Your MySQL connection id is 2 to server version: 5.0.19-debug

Type 'help;' or '\h' for help. Type '\c' to clear the buffer.

mysql> create table tb1 (id int);
Query OK, 0 rows affected (0.00 sec)

mysql> create view vtb1 as select * from tb1;
Query OK, 0 rows affected (0.00 sec)

mysql> grant select on db1.* to user@localhost identified by 'user';
Query OK, 0 rows affected (0.01 sec)

mysql> exit
Bye
miguel@hegel:~/dbs/5.0> bin/mysql -uuser -p db1
Enter password: 
Reading table information for completion of table and column names
You can turn off this feature to get a quicker startup with -A

Welcome to the MySQL monitor.  Commands end with ; or \g.
Your MySQL connection id is 3 to server version: 5.0.19-debug

Type 'help;' or '\h' for help. Type '\c' to clear the buffer.

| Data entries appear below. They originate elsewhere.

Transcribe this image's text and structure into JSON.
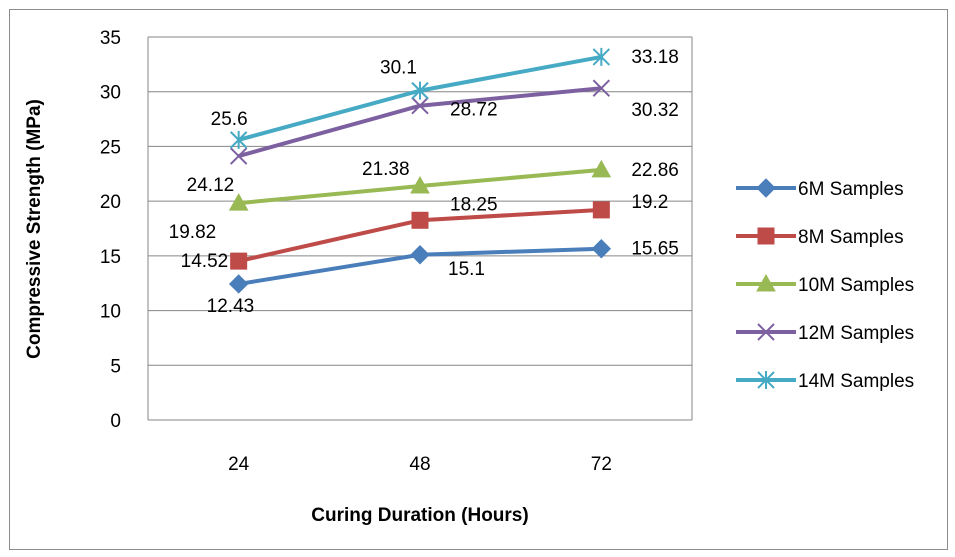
{
  "chart_data": {
    "type": "line",
    "title": "",
    "xlabel": "Curing Duration (Hours)",
    "ylabel": "Compressive Strength (MPa)",
    "categories": [
      "24",
      "48",
      "72"
    ],
    "ylim": [
      0,
      35
    ],
    "yticks": [
      "0",
      "5",
      "10",
      "15",
      "20",
      "25",
      "30",
      "35"
    ],
    "grid": "horizontal",
    "legend": "right",
    "series": [
      {
        "name": "6M Samples",
        "values": [
          12.43,
          15.1,
          15.65
        ],
        "labels": [
          "12.43",
          "15.1",
          "15.65"
        ],
        "color": "#4a7ebb",
        "marker": "diamond"
      },
      {
        "name": "8M Samples",
        "values": [
          14.52,
          18.25,
          19.2
        ],
        "labels": [
          "14.52",
          "18.25",
          "19.2"
        ],
        "color": "#be4b48",
        "marker": "square"
      },
      {
        "name": "10M Samples",
        "values": [
          19.82,
          21.38,
          22.86
        ],
        "labels": [
          "19.82",
          "21.38",
          "22.86"
        ],
        "color": "#98b954",
        "marker": "triangle"
      },
      {
        "name": "12M Samples",
        "values": [
          24.12,
          28.72,
          30.32
        ],
        "labels": [
          "24.12",
          "28.72",
          "30.32"
        ],
        "color": "#7d60a0",
        "marker": "x"
      },
      {
        "name": "14M Samples",
        "values": [
          25.6,
          30.1,
          33.18
        ],
        "labels": [
          "25.6",
          "30.1",
          "33.18"
        ],
        "color": "#46aac5",
        "marker": "star"
      }
    ]
  }
}
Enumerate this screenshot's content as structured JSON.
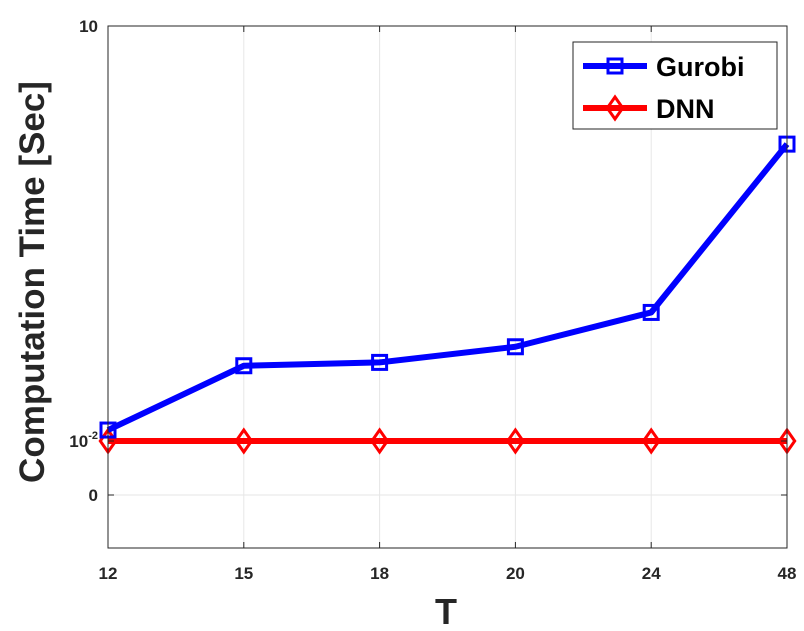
{
  "chart_data": {
    "type": "line",
    "xlabel": "T",
    "ylabel": "Computation Time [Sec]",
    "categories": [
      "12",
      "15",
      "18",
      "20",
      "24",
      "48"
    ],
    "y_ticks": [
      {
        "value": 0,
        "base": "0",
        "exp": ""
      },
      {
        "value": 0.01,
        "base": "10",
        "exp": "-2"
      },
      {
        "value": 10,
        "base": "10",
        "exp": ""
      }
    ],
    "ylim": [
      -0.001,
      10
    ],
    "grid": true,
    "legend_position": "top-right",
    "series": [
      {
        "name": "Gurobi",
        "color": "#0000ff",
        "marker": "square",
        "values": [
          0.012,
          0.035,
          0.037,
          0.048,
          0.085,
          1.4
        ]
      },
      {
        "name": "DNN",
        "color": "#ff0000",
        "marker": "diamond",
        "values": [
          0.01,
          0.01,
          0.01,
          0.01,
          0.01,
          0.01
        ]
      }
    ]
  }
}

mysql> show create view vtb1;
ERROR 1142 (42000): SHOW VIEW command denied to user 'user'@'localhost' for table 'vtb1'

mysql> SELECT * FROM information_schema.views WHERE TABLE_NAME='vtb1'\G
*************************** 1. row ***************************
  TABLE_CATALOG: NULL
   TABLE_SCHEMA: db1
     TABLE_NAME: vtb1
VIEW_DEFINITION: select `db1`.`tb1`.`id` AS `id` from `db1`.`tb1`
   CHECK_OPTION: NONE
   IS_UPDATABLE: YES
        DEFINER: root@localhost
  SECURITY_TYPE: DEFINER
1 row in set (0.01 sec)

mysql>
[26 Apr 2006 13:19] Bugs System
A patch for this bug has been committed. After review, it may
be pushed to the relevant source trees for release in the next
version. You can access the patch from:

  http://lists.mysql.com/commits/5576
[23 May 2006 7:40] Bugs System
A patch for this bug has been committed. After review, it may
be pushed to the relevant source trees for release in the next
version. You can access the patch from:

  http://lists.mysql.com/commits/6750
[23 May 2006 7:42] Sergei Glukhov
Fixed in 5.0.22
[24 May 2006 17:27] Paul DuBois
Noted in 5.0.22 changelog.

rivilege checking on the contents of the
<literal>INFORMATION_SCHEMA.VIEWS</literal> table was
insufficiently restrictive.
[24 May 2006 17:48] Paul DuBois
Corrrection: entry is in 5.0.23 changelog.